Reputation: 152
In the package pdftools
, there are two functions pdf_data()
(which works on pre-OCR'd PDF files) and pdf_ocr_data()
(which will OCR a PDF file regardless of whether it is already OCR'd or not).
pdf_data()
results in a list of tibbles, each with 6 fields: width, height, x, y, space, and text. Ex output:
// A tibble: 2 x 6
width height x y space text
<int> <int> <int> <int> <lgl> <chr>
1 51 12 15 65 TRUE Text1
2 59 12 70 65 FALSE Text2
pdf_ocr_data()
results in a list of tibbles with 3 fields: word, confidence, and bbox. Ex output:
//A tibble: 2 x 3
word confidence bbox
<chr> <dbl> <chr>
1 Text1 96.8 136,546,551,647
2 Text2 96.7 590,545,1078,625
Per Using the pdf_data function from the pdftools package efficiently I have confirmed that the pdf_data()
x and y fields are the coordinates based off of the distance from the top left corner, which is 0,0. However, I'm not sure what the units are.
The documentation for pdf_ocr_data()
function explains the function's arguments, but not the output. While word and confidence seem relatively self explanatory, I’m getting stuck on figuring out what the elements of bbox are. It seems to have something to do with the word coordinates, however the ex. output I provided above are the results for the first 2 words of the same PDF page and as you can see the results are different. In my testing it seems like the first two values of bbox relate to the x and y, respectively, with ratios of bbox[1]/x and bbox[2]/y ranging from 8.4 to just over 9.

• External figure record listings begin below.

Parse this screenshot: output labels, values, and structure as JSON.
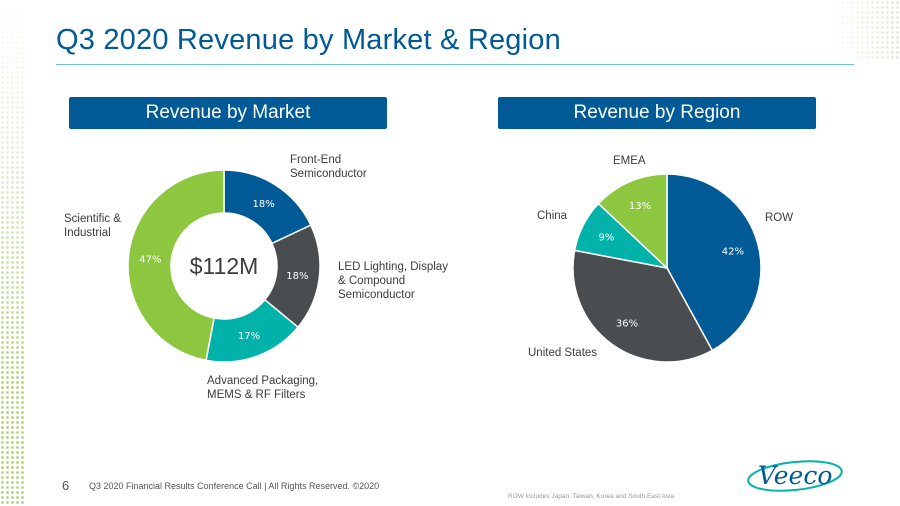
{
  "page": {
    "title": "Q3 2020 Revenue by Market & Region",
    "page_number": "6",
    "footer": "Q3 2020 Financial Results Conference Call  |  All Rights Reserved. ©2020",
    "footnote": "ROW includes Japan, Taiwan, Korea and South East Asia",
    "logo_text": "Veeco"
  },
  "colors": {
    "brand_blue": "#005a96",
    "dark_gray": "#4a4d50",
    "teal": "#00b2a9",
    "green": "#8dc63f"
  },
  "chart_data": [
    {
      "type": "pie",
      "title": "Revenue by Market",
      "donut": true,
      "center_label": "$112M",
      "slices": [
        {
          "label": "Front-End\nSemiconductor",
          "value": 18,
          "display": "18%",
          "color": "#005a96"
        },
        {
          "label": "LED Lighting, Display\n& Compound\nSemiconductor",
          "value": 18,
          "display": "18%",
          "color": "#4a4d50"
        },
        {
          "label": "Advanced Packaging,\nMEMS & RF Filters",
          "value": 17,
          "display": "17%",
          "color": "#00b2a9"
        },
        {
          "label": "Scientific &\nIndustrial",
          "value": 47,
          "display": "47%",
          "color": "#8dc63f"
        }
      ]
    },
    {
      "type": "pie",
      "title": "Revenue by Region",
      "donut": false,
      "slices": [
        {
          "label": "ROW",
          "value": 42,
          "display": "42%",
          "color": "#005a96"
        },
        {
          "label": "United States",
          "value": 36,
          "display": "36%",
          "color": "#4a4d50"
        },
        {
          "label": "China",
          "value": 9,
          "display": "9%",
          "color": "#00b2a9"
        },
        {
          "label": "EMEA",
          "value": 13,
          "display": "13%",
          "color": "#8dc63f"
        }
      ]
    }
  ]
}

So my questions are as follows:
pdf_data()
?pdf_ocr_data
?P.S. I have not provided reproduceable code here since these are questions regarding the nature of the output and not questions regarding troubleshooting or how to solve an issue. There is a forum post here: https://discuss.ropensci.org/t/text-vs-word-xy-coordinate-differences-between-pdf-data-and-pdf-ocr-data/3518 asking similar questions, but there are no replies to that post.
Upvotes: 1
Views: 313
Reputation: 11941
If we take the example Data set we can see that in that case the values are the Top Left corners of the Text Tiles so here we see the pdf_data is 154 x 139
This implies the text is an Em size of 8
However if we inspect the source PDF we see the real values are that the text is 9.9626 points at a scale, unknown to us (without knowing what a unit is since units are not simple constants in a PDF). Thus we can surmise the file is designed for a media of [0 0 612 792], which means the origin is defaulting to lower left and intended to be used as if American Letter size.
BT
/F8 9.9626 Tf 154.69 646.077 Td [(Mazda)-333(RX4)]TJ
ET
BT
/F8 9.9626 Tf 154.69 633.724 Td [(Mazda)-333(RX4)-334(W)84(ag)]TJ
ET
BT
/F8 9.9626 Tf 154.69 621.37 Td [(Datsun)-333(710)]TJ
ET
BT
/F8 9.9626 Tf 154.69 609.016 Td [(Hornet)-333(4)-334(Driv)28(e)]TJ
ET
If we inspect Font 8 we see it is Computer Modern 10 point thus we can say the scale of those letters is 99.6% of their original true scale. and if we multiply 154.69 by that ratio we get the above reported 154 units from Left.
For the height we can subtract 139 from 792 so top left is @ 653 above origin and If we take lower left as at 646.077 there is an awkward differential as 6.923 which is not near the letters height, thus we can pre-sume the scaling difference between two unit bases is again at play.
For OCR the work areas for single letters or grouped as part words or full words can vary considerably since glyph less text will not be as consistently scaled compared to a font with glyphs.
The height of a theoretic bounding box may not reflect the true height, as it could be 1 point high for a 10 point character. Thus OCR co-ordinates should always be compared to the expected source output within the resultant file.
Now if we compare above apples with OCR pears, none of the scales will be the same, as they are approximations.
Upvotes: 0